Filibuster Protects the Majority
05/18/2005
Matthew Soberg Shugart,
San Diego Union-Tribune
Republican Senate leader Bill Frist has proposed the so-called nuclear option: eliminating the filibuster by which a minority of senators can stall a vote on a judicial nomination until 60 senators agree to stop debate.
Both sides invoke the Founding Fathers in their defense. Frist and his allies say the Founders intended that the Senate decide on "advice and consent" via majority vote, while Democrats say that the rights of the minority are integral to our system of checks and balances.
What has been overlooked in this controversy is that the filibuster actually protects the majority – of voters. The current 100 senators were elected in 2000, 2002 or 2004. In those elections, over 200 million votes were cast, out of which Republican candidates obtained 46.8 percent. That is right, not even close to a majority. The Democrats obtained 48.4 percent. Also not a majority, but more than the Republicans' votes.
In the 2004 Senate races, over 50 percent of votes were cast for Democratic candidates, yet Republicans won 19 of the 34 seats at stake. What about the Republican "landslide" of 2002? The party won 22 of 34 seats up that year – a large majority, yet it did so on only 49.9 percent of the votes. Only in 2000 did Democrats win most of the seats at stake, in an election in which the parties' votes were essentially tied (47 percent).
Despite these Democratic pluralities of Senate votes cast since 2000, Republicans have 55 senators, and Democrats 44. The nearly 5 percent of voters who voted for independent or third-party candidates have no representation at all, as the only independent, James Jeffords of Vermont, was elected as a Republican in 2000. (He later defected from his party.)
It may be objected that this consideration of the partisan breakdown of the votes ignores the fact that the Senate is not intended to be a partisan institution. It was, after all, established by the Founders to represent the states. That is precisely the issue at stake. Should a partisan majority of senators be able to rule unchecked over an institution designed to give voice to all the states?
Partisan majorities and state representation are contradictory principles. As a result, empowering the majority party undermines the purpose of the Senate. Critics of the filibuster note that the Senate would run more efficiently if the minority could not obstruct the chamber's business. But which majority should rule free from obstruction – that of senators themselves, or the voters they represent?
If we want to allow a majority of senators to speak for all the states, then we need to find a way to reconcile our new era of deepening partisan divisions with the immutable constitutional principle of equal representation of the states. When the Founders agreed that the Senate would have two members from each state, the ratio of largest to smallest state was 12:1. Today it is 70:1. This massive gap in state populations, coupled with increasingly polarized party lines that cut across state boundaries, is what gives Senate elections a bias toward one party. As seen in the results of Senate elections since 2000, that bias clearly favors Republicans.

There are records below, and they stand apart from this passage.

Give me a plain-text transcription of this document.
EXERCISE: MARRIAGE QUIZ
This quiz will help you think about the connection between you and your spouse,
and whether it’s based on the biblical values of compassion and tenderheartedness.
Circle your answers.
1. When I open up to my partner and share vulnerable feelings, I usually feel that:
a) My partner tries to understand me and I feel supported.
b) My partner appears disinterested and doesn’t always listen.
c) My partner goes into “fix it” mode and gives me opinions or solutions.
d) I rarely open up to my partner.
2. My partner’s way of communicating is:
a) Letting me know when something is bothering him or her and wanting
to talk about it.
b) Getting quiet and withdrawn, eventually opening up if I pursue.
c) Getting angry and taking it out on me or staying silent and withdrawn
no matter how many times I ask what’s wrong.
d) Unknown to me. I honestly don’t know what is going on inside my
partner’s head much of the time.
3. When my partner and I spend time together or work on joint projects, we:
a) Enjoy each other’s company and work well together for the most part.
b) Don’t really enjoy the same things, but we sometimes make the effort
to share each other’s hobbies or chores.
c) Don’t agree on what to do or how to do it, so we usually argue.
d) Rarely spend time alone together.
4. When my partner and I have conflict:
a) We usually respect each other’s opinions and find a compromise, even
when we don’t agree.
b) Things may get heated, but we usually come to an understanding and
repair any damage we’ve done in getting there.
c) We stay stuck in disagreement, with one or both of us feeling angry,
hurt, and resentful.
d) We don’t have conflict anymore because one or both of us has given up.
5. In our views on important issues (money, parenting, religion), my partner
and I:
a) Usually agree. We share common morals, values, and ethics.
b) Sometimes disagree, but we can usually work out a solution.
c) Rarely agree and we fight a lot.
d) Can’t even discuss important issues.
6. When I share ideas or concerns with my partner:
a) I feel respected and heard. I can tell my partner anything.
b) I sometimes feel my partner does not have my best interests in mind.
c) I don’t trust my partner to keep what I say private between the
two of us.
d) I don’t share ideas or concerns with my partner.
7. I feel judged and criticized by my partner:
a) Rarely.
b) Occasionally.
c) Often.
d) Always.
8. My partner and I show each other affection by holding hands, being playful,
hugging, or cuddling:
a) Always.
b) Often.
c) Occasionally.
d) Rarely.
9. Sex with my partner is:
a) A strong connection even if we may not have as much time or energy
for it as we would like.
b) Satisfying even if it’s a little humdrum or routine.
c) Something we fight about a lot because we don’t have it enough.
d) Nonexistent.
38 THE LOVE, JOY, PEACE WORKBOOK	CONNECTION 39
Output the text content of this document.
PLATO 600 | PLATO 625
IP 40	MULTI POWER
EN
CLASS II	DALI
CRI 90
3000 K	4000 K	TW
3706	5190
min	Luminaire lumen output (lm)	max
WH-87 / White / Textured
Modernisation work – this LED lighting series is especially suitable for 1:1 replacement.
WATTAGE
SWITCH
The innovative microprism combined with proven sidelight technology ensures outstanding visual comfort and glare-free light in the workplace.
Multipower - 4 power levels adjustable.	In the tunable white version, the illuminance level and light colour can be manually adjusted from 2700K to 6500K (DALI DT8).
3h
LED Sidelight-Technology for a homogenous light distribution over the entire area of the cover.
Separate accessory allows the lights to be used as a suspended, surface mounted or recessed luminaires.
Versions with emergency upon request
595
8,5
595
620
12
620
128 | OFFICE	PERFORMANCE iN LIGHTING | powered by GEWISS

Is there a way to reconcile the contradictory principles of partisan and state representation? Not with two senators per state, elected one at a time. But if a state's senators were elected at the same time, and by a method that guarantees minority representation, the partisan bias would be diminished. It would work better still if each state's delegation were expanded to three senators.
Reforming the Senate to empower the majority is a fine debate to have. But so far the debate has been narrowly cast as a question of the majority of senators, and the voters have been neglected. In the meantime, the filibuster may be imperfect. It may even from time to time obstruct the business of legislating and approving the president's nominations. But it is the best tool we have for ensuring that the majority of voters is not ignored by an unrepresentative majority of senators.
Shugart is a professor of political science at the Graduate School of International Relations and Pacific Studies at the University of California San Diego.